Hi there, after more than a year using Rust, I just realized we have a Seek trait (what a day xD), and I want to use it to read files and skip some data. I’m using a BufReader for that, and my question is, if I read, for instance, 10 bytes in a file, and I seek(SeekFrom::Start(15)), will the BufReader try to reload the file from start and skip 15 bytes, or will it simply skip 5 bytes more?

In the latter, it would be the same as doing seek(SeekFrom::Current(5)), which would make more sense than loading the file again. Is that the case?

Thanks!


#3

From the docs of BufReader:

Seeking always discards the internal buffer, even if the seek position
would otherwise fall within it. This guarantees that calling
.unwrap() immediately after a seek yields the underlying reader at
the same position.

Other than that, it just calls seek on the underlying reader.
It’s entierly up to the underlying reader how seek is implemented. For a File I’d expect it to call something like libc fseek or similar.


#4

I see that is using lseek64(). I haven’t been able to get information on its performance. Does a read suffer too much if that is being called sometimes?


#5

If you do it often it will probably hurt a bit. But not because of the seek but because the internal buffer of BufReader is discarded every time. AFAIK the buffer is 8K big. That means an 8K read after every single seek. That seems excessive if you only need a few bytes.

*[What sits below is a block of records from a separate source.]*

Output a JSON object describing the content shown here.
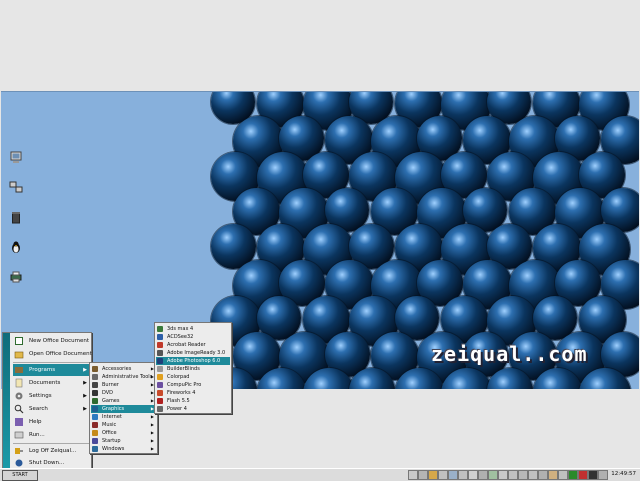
{
  "desktop": {
    "watermark": "zeiqual..com",
    "icons": [
      "computer-icon",
      "network-icon",
      "trash-icon",
      "penguin-icon",
      "printer-icon"
    ]
  },
  "start_menu": {
    "top_items": [
      {
        "label": "New Office Document"
      },
      {
        "label": "Open Office Document"
      }
    ],
    "items": [
      {
        "label": "Programs",
        "has_submenu": true,
        "selected": true
      },
      {
        "label": "Documents",
        "has_submenu": true,
        "selected": false
      },
      {
        "label": "Settings",
        "has_submenu": true,
        "selected": false
      },
      {
        "label": "Search",
        "has_submenu": true,
        "selected": false
      },
      {
        "label": "Help",
        "has_submenu": false,
        "selected": false
      },
      {
        "label": "Run...",
        "has_submenu": false,
        "selected": false
      }
    ],
    "bottom_items": [
      {
        "label": "Log Off Zeiqual..."
      },
      {
        "label": "Shut Down..."
      }
    ]
  },
  "programs_menu": [
    {
      "label": "Accessories",
      "selected": false
    },
    {
      "label": "Administrative Tools",
      "selected": false
    },
    {
      "label": "Burner",
      "selected": false
    },
    {
      "label": "DVD",
      "selected": false
    },
    {
      "label": "Games",
      "selected": false
    },
    {
      "label": "Graphics",
      "selected": true
    },
    {
      "label": "Internet",
      "selected": false
    },
    {
      "label": "Music",
      "selected": false
    },
    {
      "label": "Office",
      "selected": false
    },
    {
      "label": "Startup",
      "selected": false
    },
    {
      "label": "Windows",
      "selected": false
    }
  ],
  "graphics_menu": [
    {
      "label": "3ds max 4",
      "selected": false,
      "color": "#3a7a3a"
    },
    {
      "label": "ACDSee32",
      "selected": false,
      "color": "#2c5fa8"
    },
    {
      "label": "Acrobat Reader",
      "selected": false,
      "color": "#c0392b"
    },
    {
      "label": "Adobe ImageReady 3.0",
      "selected": false,
      "color": "#555555"
    },
    {
      "label": "Adobe Photoshop 6.0",
      "selected": true,
      "color": "#1f3f7a"
    },
    {
      "label": "BuilderBlinds",
      "selected": false,
      "color": "#999999"
    },
    {
      "label": "Colorpad",
      "selected": false,
      "color": "#e0a020"
    },
    {
      "label": "CompuPic Pro",
      "selected": false,
      "color": "#6b4fa0"
    },
    {
      "label": "Fireworks 4",
      "selected": false,
      "color": "#c84a2a"
    },
    {
      "label": "Flash 5.5",
      "selected": false,
      "color": "#b02020"
    },
    {
      "label": "Power 4",
      "selected": false,
      "color": "#666666"
    }
  ],
  "taskbar": {
    "start_label": "START",
    "clock": "12:49:57"
  }
}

Personally, I don’t agree with the reasoning for why BufReader::seek behaves as it does, but that’s unlikely to change. A BufReader with better support for seek would probably be a major win if you seek a lot.

I’ve also seen cases where seek is horribly slow, especially in combination with writing, not so much with reading. But this was on IBM AIX with JFS file system (I think the problem is the journal/log).